Über den freien, vor dieser Landung liegenden Platz schritt ein Mann mit einer Frau. Der Mann trug einen Jagdranzen über der Schulter, die Frau ein in ein rotes Tuch eingeknüpftes Bündel in der Hand, aber den Kopf bloß dabei, die Haare wirr und ungemacht, und nur mit einem schwarzsamtenen Band zusammengebunden, in dem vor ein kleiner, unechter, emaillierter Schmuck hing. Ohrringe und Halskette waren von demselben Metall, paßten aber, wie das in grellbunten Farben prangende seidene Tuch, das sie um den Hals trug, schlecht zu den bleichen Wangen, den hohl liegenden, stieren Augen. Die Leute, die ihnen begegneten und nicht gerade zuviel mit sich selber zu tun hatten, blieben auch stehen und schauten der wunderlichen, ja fast unheimlichen Gestalt nach, die wankenden Ganges neben dem Mann hinschritt, mit den Händen dabei focht und einzelne, unzusammenhängende Worte ausstieß.
«Sei jetzt vernünftig, Jule!» flüsterte ihr der Mann zu, ihren Arm zu gleicher Zeit fassend, daß sie vor Schmerz einen leichten Schrei ausstieß. «Zum Donnerwetter noch einmal, alle Menschen, die uns begegnen, stieren uns an und halten Dich am Ende noch für verrückt. Laß doch zum Teufel die Arme ruhig, was hast Du denn damit in einem fort in der Luft herumzufahren? Wenn Du mir nicht unterwegs wieder vernünftig wirst, weiß ich wahrhaftig gar nicht, was ich mit Dir anfangen soll.»
«Unterwegs? – Ja – das ist gut», sagte die Frau, leise vor sich hinlachend, «unterwegs – wenn wir nur erst unterwegs wären – ich sehne mich danach.»

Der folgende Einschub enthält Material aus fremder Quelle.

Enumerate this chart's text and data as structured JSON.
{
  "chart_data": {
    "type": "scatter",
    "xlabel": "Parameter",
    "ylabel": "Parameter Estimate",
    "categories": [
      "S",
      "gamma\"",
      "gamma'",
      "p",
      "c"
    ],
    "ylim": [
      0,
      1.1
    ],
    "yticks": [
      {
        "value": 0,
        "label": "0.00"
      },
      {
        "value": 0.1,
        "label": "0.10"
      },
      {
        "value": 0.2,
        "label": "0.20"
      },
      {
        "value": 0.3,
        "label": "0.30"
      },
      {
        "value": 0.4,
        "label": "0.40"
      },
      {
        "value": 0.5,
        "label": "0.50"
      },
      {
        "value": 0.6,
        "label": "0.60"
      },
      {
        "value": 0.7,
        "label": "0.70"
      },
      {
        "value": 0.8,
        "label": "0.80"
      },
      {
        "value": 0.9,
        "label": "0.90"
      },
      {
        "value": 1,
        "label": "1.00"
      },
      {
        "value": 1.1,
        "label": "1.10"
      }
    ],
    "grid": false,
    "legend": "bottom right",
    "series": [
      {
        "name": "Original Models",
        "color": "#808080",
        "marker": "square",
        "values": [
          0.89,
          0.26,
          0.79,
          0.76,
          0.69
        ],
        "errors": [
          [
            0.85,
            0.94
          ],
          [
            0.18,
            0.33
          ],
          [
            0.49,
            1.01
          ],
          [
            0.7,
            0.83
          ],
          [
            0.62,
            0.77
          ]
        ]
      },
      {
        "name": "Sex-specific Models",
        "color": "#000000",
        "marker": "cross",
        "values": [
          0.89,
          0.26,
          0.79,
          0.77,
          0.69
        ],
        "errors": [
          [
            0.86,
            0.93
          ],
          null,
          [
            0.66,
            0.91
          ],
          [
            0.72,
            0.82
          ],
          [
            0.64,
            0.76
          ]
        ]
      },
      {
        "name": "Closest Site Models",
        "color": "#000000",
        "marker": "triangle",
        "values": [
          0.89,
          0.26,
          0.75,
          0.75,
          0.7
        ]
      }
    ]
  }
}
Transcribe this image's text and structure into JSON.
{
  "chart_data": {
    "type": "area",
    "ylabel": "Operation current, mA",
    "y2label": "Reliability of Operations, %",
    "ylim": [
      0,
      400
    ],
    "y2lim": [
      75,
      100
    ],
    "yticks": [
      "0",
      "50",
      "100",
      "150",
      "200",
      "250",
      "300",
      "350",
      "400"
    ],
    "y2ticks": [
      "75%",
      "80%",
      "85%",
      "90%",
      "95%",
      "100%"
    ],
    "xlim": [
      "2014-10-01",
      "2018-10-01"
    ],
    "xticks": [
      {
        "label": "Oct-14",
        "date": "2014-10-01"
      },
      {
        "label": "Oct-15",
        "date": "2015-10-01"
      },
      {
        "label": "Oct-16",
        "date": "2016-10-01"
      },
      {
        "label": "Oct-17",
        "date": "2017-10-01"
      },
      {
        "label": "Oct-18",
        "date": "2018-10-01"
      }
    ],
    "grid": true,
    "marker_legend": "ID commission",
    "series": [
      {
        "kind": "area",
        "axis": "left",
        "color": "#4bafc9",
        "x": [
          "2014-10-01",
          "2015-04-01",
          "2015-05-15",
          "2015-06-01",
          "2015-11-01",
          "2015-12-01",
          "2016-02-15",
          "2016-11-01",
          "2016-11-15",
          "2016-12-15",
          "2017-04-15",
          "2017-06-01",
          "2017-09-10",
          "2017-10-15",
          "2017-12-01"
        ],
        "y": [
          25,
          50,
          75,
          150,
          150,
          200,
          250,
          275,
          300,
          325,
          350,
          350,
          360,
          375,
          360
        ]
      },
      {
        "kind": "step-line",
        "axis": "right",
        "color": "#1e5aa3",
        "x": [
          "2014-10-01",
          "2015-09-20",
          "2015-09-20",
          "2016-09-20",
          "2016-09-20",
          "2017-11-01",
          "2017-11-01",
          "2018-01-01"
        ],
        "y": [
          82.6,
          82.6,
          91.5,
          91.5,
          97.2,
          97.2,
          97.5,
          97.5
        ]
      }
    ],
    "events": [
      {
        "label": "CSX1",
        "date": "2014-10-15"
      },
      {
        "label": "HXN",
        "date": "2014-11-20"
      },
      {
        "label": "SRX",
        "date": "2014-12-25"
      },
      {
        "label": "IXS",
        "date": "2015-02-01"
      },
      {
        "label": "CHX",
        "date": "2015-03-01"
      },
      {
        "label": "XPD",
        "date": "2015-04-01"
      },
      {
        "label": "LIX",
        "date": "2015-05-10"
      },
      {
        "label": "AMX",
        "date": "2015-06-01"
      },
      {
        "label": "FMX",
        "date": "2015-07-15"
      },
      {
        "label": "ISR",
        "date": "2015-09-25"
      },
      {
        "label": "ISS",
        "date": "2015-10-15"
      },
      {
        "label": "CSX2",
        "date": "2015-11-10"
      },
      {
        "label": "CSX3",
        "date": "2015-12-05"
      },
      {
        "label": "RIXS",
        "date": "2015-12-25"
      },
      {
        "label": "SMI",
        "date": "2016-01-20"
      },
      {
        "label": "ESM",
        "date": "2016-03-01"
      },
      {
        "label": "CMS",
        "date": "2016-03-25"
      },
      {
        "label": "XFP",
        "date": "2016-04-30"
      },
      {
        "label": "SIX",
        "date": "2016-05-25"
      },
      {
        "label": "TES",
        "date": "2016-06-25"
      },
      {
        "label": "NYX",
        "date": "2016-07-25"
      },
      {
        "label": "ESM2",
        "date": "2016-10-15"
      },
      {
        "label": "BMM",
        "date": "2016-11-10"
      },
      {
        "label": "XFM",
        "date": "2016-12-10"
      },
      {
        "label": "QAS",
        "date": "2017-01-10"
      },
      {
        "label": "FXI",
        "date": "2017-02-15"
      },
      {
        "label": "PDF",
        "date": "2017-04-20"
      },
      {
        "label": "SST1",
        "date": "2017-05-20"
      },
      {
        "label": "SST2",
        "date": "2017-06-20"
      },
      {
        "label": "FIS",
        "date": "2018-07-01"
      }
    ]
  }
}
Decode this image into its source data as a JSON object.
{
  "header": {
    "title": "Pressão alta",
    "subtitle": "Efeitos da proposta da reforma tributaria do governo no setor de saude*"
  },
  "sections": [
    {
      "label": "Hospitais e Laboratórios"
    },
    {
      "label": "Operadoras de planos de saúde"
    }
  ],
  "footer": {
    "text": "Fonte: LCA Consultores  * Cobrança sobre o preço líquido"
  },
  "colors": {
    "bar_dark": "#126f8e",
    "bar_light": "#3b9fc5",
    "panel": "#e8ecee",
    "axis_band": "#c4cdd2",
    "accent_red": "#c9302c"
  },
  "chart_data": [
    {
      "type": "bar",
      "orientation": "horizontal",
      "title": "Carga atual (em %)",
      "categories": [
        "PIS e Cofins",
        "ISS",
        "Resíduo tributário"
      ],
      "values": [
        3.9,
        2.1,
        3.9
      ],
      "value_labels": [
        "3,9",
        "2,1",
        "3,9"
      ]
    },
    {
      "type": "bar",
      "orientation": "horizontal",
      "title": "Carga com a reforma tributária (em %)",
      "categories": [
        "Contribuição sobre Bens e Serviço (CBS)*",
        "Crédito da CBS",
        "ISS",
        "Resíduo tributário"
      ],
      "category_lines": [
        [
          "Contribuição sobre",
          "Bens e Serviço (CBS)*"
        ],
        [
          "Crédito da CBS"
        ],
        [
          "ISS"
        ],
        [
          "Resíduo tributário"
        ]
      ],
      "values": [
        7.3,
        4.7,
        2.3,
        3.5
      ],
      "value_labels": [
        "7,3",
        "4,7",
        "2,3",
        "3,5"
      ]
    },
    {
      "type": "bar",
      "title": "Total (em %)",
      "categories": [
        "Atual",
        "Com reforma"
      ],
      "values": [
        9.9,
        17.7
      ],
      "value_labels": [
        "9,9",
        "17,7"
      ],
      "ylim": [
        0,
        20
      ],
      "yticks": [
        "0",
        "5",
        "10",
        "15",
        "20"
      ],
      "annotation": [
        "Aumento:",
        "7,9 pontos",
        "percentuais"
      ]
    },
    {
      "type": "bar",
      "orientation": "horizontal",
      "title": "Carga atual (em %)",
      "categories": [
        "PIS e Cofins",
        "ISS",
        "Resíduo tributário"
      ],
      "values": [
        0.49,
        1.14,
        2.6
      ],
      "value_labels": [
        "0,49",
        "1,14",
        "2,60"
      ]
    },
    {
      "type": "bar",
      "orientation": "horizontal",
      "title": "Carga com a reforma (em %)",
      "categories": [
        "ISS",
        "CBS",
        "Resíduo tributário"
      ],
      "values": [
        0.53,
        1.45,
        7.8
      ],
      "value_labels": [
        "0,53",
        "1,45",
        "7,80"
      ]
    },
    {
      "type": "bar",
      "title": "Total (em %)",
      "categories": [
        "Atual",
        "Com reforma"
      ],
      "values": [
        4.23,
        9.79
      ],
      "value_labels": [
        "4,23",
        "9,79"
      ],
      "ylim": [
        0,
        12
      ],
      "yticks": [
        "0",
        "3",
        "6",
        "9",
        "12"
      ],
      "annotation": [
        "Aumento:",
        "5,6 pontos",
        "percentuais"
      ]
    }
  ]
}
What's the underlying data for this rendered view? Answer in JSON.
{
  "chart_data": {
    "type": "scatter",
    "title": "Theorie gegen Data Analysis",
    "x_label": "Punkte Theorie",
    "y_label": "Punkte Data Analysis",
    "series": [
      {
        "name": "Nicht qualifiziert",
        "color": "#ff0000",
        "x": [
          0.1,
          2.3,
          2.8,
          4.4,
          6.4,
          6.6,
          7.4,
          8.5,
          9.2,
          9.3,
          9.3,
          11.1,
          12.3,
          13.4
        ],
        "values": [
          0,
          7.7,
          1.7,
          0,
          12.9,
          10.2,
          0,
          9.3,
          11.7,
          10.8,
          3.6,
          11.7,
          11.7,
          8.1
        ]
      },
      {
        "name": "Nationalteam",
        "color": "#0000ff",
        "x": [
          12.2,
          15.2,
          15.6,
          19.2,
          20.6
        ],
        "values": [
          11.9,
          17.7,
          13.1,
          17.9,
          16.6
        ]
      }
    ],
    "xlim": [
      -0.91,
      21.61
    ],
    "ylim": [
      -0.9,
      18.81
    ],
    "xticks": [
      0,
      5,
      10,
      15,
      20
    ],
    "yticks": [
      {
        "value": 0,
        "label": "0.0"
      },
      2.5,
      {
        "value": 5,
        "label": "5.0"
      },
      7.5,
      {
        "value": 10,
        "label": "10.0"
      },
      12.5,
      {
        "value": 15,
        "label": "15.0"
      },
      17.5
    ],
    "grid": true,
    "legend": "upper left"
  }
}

«Na, dann geh auch ordentlich zu und betrage Dich nicht so albern», brummte der Mann, «sieh, das Boot raucht schon, wir müssen machen, daß wir hinunterkommen.»
«Herrgott!» rief die Frau, plötzlich stehenbleibend und sich mit der linken Hand wild über die Stirn streichend. «Wir haben – wir haben etwas zu Haus vergessen!»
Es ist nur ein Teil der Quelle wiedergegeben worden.